Political positions[]

Over his career, Biden has generally been regarded as belonging to the mainstream of the Democratic Party. Biden has been described as center to center-left and has described himself as such. Figures farther to the left such as Bernie Sanders have criticized Biden for not embracing Medicare for All or the Green New Deal.
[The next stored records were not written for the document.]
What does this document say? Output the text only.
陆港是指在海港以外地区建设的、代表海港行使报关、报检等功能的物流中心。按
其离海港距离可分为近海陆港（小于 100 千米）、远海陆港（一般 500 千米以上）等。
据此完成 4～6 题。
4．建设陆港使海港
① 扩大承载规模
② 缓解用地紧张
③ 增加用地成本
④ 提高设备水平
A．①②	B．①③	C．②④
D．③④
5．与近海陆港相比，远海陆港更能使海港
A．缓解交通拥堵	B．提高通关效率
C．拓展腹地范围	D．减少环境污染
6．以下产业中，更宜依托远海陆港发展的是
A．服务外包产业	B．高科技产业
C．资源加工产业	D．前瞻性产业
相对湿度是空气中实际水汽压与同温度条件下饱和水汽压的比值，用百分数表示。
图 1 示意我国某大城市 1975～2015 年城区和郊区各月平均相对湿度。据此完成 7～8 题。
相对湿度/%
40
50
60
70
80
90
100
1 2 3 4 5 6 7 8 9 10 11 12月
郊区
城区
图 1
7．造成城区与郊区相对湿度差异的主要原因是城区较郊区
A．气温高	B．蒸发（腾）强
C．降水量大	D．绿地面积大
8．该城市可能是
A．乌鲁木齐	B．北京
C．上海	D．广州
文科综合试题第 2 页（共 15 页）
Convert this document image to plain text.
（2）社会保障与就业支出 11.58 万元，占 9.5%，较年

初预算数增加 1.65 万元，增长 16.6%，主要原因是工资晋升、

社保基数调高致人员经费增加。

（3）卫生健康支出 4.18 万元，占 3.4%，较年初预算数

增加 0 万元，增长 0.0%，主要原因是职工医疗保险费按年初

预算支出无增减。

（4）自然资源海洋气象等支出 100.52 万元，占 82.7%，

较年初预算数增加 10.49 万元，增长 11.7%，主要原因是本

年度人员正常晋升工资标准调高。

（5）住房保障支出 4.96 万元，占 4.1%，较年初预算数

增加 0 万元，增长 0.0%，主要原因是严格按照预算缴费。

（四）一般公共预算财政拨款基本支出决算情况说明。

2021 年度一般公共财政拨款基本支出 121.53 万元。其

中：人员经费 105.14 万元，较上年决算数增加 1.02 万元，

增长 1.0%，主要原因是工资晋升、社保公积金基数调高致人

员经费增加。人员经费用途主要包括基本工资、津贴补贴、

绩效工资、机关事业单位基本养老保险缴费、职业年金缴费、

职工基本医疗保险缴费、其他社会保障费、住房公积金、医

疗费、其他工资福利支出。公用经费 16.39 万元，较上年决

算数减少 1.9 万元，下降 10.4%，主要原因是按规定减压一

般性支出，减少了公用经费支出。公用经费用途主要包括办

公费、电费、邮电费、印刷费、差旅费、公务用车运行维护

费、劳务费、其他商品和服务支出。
Biden's policies emphasise the needs of middle-class and working-class Americans and have drawn political support from those groups.

Biden has supported campaign finance reform including the Bipartisan Campaign Reform Act and overturning Citizens United; the 1994 Violent Crime Control and Law Enforcement Act; the American Recovery and Reinvestment Act of 2009; student tax credits; carbon emissions cap and trade; the increased infrastructure spending proposed by the Obama administration; mass transit; renewable energy subsidies; student loan forgiveness; and reversals of Republican tax cuts for the wealthy and corporations.

He supports building upon the Affordable Care Act through a public health insurance option instead of a single-payer system. He supports decriminalising cannabis at the federal level and the right for states to legalise it.

Biden has been publicly in favour of same-sex marriage since 2012 when he became the highest-ranking U.S. official to voice support for same-sex marriage, preempting Obama on the subject. He also supports the Roe v. Wade decision and since 2019 has been in favor of repealing the Hyde Amendment.